# Goal of this notebook

This Notebook is the one where we create and save all our stratified samples for the istdaten dataset.

You may want to run the two stratifications on different clusters (run different sessions) because both may not fit in memory (lot of reshuffling unfortunately).

# Init spark

In [None]:
%%local
import os
username = os.environ['JUPYTERHUB_USER']

# set the application name as "<your_gaspar_id>-homework3"
get_ipython().run_cell_magic('configure', line="-f", cell='{ "name":"%s-finalproject3", "executorMemory":"6G", "executorCores":4, "numExecutors":10, "driverMemory": "4G" }' % username)

In [None]:
%%send_to_spark -i username -t str -n username

In [None]:
print('We are using Spark %s' % spark.version)

In [None]:
spark.sparkContext.addPyFile('hdfs:///user/boesinge/finalproject/data_utils.py')

## Imports

In [4]:
import data_utils
import pandas as pd
import numpy as np
import pyspark.sql.functions as F
import pyspark.sql.types as T
import pyspark

from pyspark.ml.feature import StringIndexer
from pyspark.ml.clustering import KMeans
from pyspark.ml.evaluation import ClusteringEvaluator
from pyspark.ml.feature import VectorAssembler
from pyspark.ml.linalg import Vectors
from pyspark.ml.feature import StandardScaler
from scipy.stats import gamma, zscore

from pyspark.sql.functions import monotonically_increasing_id 
from pyspark.sql.window import Window

from functools import reduce
from pyspark.sql import DataFrame

import matplotlib
matplotlib.use('agg')
import matplotlib.pylab as plt

from pandas.compat import StringIO
pd.set_option('display.max_columns', 500)

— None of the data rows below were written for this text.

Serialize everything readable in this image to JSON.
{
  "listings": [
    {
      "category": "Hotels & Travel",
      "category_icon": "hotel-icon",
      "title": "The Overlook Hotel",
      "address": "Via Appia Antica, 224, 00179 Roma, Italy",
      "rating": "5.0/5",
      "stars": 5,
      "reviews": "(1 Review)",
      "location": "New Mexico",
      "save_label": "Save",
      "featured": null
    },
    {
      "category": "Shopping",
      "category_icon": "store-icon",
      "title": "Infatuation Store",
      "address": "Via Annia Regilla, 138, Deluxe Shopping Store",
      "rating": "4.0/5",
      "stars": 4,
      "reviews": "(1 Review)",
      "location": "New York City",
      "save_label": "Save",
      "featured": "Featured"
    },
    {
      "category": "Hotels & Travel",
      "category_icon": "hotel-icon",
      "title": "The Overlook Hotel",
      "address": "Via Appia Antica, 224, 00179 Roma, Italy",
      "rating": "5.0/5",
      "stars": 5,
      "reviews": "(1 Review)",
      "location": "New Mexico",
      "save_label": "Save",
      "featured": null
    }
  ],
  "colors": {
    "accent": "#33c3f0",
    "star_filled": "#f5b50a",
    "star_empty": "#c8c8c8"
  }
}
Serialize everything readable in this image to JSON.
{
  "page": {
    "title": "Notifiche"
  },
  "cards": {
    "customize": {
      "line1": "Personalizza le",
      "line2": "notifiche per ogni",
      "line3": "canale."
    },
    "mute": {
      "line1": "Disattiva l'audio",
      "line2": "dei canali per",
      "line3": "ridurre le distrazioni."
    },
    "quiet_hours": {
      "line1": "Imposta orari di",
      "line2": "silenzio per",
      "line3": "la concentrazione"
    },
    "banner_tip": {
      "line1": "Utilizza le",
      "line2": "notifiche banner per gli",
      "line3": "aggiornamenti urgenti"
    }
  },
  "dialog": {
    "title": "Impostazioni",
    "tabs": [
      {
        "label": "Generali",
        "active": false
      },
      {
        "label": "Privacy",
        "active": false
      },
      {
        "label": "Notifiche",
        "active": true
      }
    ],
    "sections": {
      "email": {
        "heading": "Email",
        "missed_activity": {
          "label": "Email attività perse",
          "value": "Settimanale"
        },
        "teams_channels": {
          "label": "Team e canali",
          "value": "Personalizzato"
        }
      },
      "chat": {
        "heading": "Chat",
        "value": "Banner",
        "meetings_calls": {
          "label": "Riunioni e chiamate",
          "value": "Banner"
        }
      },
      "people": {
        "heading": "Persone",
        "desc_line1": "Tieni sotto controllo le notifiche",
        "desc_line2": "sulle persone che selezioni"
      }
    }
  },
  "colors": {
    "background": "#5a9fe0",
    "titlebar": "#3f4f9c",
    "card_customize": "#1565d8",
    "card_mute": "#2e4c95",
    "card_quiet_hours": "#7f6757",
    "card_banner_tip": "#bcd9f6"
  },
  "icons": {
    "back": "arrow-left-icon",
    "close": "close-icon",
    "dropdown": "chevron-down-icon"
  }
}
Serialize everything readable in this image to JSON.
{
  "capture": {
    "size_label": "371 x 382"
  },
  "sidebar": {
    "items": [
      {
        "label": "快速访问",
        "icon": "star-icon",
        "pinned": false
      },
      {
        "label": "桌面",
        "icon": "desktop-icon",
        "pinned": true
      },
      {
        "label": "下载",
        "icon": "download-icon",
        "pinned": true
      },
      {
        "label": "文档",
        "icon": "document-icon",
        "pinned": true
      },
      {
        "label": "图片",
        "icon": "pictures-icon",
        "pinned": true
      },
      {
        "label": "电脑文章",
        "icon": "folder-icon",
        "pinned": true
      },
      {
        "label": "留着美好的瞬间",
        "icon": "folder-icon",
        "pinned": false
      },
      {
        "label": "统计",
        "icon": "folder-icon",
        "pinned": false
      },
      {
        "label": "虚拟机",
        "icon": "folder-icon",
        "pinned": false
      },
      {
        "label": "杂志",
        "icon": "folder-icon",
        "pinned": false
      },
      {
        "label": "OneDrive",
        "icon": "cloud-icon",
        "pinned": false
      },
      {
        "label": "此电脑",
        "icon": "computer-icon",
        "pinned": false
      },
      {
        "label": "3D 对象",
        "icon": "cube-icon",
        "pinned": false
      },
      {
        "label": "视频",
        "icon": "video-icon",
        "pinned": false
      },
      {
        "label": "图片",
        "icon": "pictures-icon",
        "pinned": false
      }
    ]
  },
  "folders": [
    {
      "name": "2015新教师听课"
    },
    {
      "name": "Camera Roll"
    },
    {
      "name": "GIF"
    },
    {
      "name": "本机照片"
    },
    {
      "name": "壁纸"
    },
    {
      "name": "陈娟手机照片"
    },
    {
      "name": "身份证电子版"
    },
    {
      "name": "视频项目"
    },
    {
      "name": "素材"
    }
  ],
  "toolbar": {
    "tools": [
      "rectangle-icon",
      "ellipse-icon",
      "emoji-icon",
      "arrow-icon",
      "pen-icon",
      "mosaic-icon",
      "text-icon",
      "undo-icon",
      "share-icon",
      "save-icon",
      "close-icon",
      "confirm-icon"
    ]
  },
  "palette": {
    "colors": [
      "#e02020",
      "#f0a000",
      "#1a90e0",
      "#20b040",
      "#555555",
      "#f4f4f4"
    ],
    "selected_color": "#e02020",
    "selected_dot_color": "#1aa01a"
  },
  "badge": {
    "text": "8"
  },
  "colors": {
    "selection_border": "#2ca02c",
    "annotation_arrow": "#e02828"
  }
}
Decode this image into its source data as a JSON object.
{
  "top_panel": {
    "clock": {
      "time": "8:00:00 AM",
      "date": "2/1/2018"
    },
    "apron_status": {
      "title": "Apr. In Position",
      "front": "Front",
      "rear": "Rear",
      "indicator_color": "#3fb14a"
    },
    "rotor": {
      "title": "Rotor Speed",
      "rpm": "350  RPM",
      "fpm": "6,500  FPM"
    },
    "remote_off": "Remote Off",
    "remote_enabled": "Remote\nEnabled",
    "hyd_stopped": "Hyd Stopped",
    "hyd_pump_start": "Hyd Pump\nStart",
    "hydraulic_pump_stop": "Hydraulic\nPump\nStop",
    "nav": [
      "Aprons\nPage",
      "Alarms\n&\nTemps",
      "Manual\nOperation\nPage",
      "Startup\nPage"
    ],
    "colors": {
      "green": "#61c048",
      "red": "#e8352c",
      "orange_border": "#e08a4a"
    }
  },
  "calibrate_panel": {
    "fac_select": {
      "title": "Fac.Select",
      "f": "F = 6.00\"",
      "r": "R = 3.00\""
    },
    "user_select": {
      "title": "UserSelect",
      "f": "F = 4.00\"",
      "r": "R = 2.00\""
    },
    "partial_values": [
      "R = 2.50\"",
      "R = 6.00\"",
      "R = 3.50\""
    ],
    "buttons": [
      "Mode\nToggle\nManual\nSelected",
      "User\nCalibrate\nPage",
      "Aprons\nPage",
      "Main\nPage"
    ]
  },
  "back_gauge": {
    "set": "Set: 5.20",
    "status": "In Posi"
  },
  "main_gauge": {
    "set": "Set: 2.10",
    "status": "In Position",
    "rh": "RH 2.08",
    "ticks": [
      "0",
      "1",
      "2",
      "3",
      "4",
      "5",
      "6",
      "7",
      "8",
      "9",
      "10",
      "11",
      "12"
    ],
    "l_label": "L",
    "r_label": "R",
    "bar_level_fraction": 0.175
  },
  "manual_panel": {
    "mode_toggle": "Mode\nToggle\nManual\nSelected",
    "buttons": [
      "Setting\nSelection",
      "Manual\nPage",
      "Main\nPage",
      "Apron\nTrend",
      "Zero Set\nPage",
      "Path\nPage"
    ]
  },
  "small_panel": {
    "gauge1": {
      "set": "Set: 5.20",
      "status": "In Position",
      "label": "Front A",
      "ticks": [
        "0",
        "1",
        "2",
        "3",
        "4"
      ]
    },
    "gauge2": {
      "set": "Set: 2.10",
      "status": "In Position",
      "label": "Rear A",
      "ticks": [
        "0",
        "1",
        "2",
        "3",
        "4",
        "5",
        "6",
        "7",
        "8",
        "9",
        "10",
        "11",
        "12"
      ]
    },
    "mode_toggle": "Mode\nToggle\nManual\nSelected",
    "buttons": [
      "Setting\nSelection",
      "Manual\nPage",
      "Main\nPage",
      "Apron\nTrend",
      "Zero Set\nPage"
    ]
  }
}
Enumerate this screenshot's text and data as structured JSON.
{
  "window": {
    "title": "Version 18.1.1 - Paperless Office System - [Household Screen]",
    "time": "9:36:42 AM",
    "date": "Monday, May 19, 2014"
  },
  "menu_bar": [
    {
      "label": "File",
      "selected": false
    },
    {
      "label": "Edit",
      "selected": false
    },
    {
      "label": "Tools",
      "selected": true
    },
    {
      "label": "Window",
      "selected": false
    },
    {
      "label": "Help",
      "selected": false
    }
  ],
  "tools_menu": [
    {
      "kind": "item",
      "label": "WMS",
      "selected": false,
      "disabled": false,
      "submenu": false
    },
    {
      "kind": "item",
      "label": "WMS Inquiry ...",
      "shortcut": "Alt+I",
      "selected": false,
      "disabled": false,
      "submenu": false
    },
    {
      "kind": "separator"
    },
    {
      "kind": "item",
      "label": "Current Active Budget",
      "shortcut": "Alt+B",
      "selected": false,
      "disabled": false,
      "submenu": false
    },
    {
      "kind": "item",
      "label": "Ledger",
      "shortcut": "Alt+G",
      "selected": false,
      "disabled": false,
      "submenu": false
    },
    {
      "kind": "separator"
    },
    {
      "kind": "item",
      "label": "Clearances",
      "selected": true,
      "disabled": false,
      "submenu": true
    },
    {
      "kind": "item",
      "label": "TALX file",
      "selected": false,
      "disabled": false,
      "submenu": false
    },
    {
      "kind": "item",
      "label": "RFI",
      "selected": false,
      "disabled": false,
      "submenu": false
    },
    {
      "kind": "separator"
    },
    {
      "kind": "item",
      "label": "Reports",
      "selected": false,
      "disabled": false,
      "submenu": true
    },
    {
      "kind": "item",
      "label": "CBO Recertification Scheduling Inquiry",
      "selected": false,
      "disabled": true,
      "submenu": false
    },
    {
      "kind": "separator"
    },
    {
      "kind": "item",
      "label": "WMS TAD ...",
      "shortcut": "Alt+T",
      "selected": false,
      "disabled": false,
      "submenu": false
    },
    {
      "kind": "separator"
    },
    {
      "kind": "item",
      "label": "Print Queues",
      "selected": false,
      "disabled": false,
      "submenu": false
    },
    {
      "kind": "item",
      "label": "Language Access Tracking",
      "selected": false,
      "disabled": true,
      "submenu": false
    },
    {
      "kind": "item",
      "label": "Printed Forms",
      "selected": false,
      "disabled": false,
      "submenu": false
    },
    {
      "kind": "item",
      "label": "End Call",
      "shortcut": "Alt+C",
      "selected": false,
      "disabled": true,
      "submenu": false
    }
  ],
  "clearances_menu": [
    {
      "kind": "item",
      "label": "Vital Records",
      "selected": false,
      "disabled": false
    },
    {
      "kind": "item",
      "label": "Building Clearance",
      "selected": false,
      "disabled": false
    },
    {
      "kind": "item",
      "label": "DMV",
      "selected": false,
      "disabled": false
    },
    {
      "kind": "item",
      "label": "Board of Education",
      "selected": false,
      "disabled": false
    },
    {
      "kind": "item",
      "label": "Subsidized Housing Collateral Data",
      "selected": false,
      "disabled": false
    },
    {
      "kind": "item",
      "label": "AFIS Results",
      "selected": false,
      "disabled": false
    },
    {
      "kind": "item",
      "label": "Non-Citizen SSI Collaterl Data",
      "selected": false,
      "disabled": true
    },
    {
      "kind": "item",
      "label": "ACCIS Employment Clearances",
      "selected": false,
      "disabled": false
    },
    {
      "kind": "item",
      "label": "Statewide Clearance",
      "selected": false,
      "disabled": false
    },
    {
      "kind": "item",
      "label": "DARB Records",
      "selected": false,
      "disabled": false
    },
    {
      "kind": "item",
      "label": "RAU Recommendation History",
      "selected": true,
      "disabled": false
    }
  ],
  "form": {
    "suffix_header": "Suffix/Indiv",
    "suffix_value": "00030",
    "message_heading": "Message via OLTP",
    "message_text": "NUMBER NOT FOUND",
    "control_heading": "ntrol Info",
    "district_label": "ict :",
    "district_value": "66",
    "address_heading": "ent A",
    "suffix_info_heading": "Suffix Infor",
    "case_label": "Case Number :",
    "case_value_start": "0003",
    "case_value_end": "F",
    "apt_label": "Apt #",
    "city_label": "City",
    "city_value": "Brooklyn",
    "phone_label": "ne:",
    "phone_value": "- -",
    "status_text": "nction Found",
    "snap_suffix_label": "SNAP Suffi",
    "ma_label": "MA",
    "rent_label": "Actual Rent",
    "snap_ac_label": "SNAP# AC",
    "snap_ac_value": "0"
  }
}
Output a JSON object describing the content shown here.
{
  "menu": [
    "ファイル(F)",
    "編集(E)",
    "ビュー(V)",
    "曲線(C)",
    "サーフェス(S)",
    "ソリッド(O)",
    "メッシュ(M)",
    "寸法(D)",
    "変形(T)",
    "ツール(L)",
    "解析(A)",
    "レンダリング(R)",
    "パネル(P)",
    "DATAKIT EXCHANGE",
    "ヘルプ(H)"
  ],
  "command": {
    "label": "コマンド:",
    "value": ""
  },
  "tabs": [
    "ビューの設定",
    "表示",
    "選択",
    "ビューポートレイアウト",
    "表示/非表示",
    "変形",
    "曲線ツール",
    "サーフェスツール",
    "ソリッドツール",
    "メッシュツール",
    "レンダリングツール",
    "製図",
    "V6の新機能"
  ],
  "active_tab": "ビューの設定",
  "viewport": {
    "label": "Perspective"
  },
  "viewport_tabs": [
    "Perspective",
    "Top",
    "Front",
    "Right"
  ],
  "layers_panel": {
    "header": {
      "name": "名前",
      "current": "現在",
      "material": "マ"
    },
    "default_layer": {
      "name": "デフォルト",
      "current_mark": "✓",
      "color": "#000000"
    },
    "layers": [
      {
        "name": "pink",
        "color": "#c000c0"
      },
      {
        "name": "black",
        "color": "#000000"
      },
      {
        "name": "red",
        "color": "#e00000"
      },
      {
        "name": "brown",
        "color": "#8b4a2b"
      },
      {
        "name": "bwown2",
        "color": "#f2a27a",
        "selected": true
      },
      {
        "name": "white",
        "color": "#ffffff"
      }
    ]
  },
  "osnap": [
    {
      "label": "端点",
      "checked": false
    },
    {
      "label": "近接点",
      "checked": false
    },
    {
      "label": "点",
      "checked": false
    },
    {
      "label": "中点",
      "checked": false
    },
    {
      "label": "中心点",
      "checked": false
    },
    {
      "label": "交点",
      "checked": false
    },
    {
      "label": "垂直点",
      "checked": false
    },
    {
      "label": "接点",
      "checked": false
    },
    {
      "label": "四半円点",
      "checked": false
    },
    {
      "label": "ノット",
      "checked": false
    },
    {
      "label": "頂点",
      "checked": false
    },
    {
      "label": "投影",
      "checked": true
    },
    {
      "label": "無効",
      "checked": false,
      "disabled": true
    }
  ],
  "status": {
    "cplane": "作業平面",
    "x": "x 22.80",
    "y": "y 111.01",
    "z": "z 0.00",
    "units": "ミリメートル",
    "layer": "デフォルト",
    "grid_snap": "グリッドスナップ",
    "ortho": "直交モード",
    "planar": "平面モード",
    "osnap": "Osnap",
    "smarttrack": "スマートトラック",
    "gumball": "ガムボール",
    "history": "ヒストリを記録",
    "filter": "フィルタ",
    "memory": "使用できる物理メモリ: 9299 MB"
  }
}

FloatProgress(value=0.0, bar_style='info', description='Progress:', layout=Layout(height='25px', width='50%'),…

## Load Istdaten

In [5]:
istdaten_df = sqlContext.read.format("orc").load('/data/sbb/orc/istdaten')

# by looking at the arrival and departure values we deduce the following formats
scheduled_format = "dd.MM.yyyy HH:mm"
actual_format   = "dd.MM.yyyy HH:mm:ss"

istdaten_df = (istdaten_df
    .withColumnRenamed('BETRIEBSTAG'        , 'trip_date')
    .withColumnRenamed('FAHRT_BEZEICHNER'   , 'trip_id')
    .withColumnRenamed('BETREIBER_ABK'      , 'operator_smallname')
    .withColumnRenamed('BETREIBER_NAME'     , 'operator_name')
    .withColumnRenamed('PRODUKT_ID'         , 'transport_type')
    .withColumnRenamed('LINIEN_ID'          , 'line_id')
    .withColumnRenamed('LINIEN_TEXT'        , 'line_text')
    .withColumnRenamed('VERKEHRSMITTEL_TEXT', 'service_type')
    .withColumnRenamed('ZUSATZFAHRT_TF'     , 'additional_trip')
    .withColumnRenamed('FAELLT_AUS_TF'      , 'trip_failed')
    .withColumnRenamed('HALTESTELLEN_NAME'  , 'stop_name')
    .withColumnRenamed('ANKUNFTSZEIT'       , 'scheduled_arrival_time')
    .withColumnRenamed('AN_PROGNOSE'        , 'actual_arrival_time')
    .withColumnRenamed('AN_PROGNOSE_STATUS' , 'actual_arrtime_measured')
    .withColumnRenamed('ABFAHRTSZEIT'       , 'scheduled_departure_time')
    .withColumnRenamed('AB_PROGNOSE'        , 'actual_departure_time')
    .withColumnRenamed('AB_PROGNOSE_STATUS' , 'actual_deptime_measured')
    .withColumnRenamed('DURCHFAHRT_TF'      , 'not_stopping_here')
    .withColumnRenamed('BPUIC'              , 'stop_id')
    .withColumnRenamed('BETREIBER_ID'       , 'operator_id')
    .withColumnRenamed('UMLAUF_ID'          , 'circuit_id')
    .withColumn("actual_arrival_time",F.unix_timestamp('actual_arrival_time', actual_format))\
    .withColumn("scheduled_arrival_time",F.unix_timestamp('scheduled_arrival_time', scheduled_format))\
    .withColumn("actual_departure_time",F.unix_timestamp('actual_departure_time', actual_format))\
    .withColumn("scheduled_departure_time",F.unix_timestamp('scheduled_departure_time', scheduled_format))
    .filter(F.col('additional_trip') == False)
    .filter(F.col('trip_failed') == False)
    .filter(F.col('actual_deptime_measured').isin(['REAL', 'GESCHAETZT']))
    .filter(F.col('actual_arrtime_measured').isin(['REAL', 'GESCHAETZT']))
    .filter(F.col('service_type').isin(data_utils.istdaten_to_groups.keys()))                              # Keep only transport types which are useful to us
    .filter(F.dayofweek(F.from_unixtime("scheduled_departure_time")).isin(['2','3','4','5','6'])) # Filter only weekdays
    .filter(F.hour(F.from_unixtime("scheduled_arrival_time"))<=24)                                # Keep only schedules in a single day
    .filter(~(F.col('transport_type').isNull()))                                                  # Keep only nonnull service and transport types
    .filter(~(F.col('service_type').isNull()))
    .withColumn('transport_group', data_utils.istdaten_group('service_type'))
    .withColumn('stop_id', data_utils.normalize_id('stop_id'))
)


FloatProgress(value=0.0, bar_style='info', description='Progress:', layout=Layout(height='25px', width='50%'),…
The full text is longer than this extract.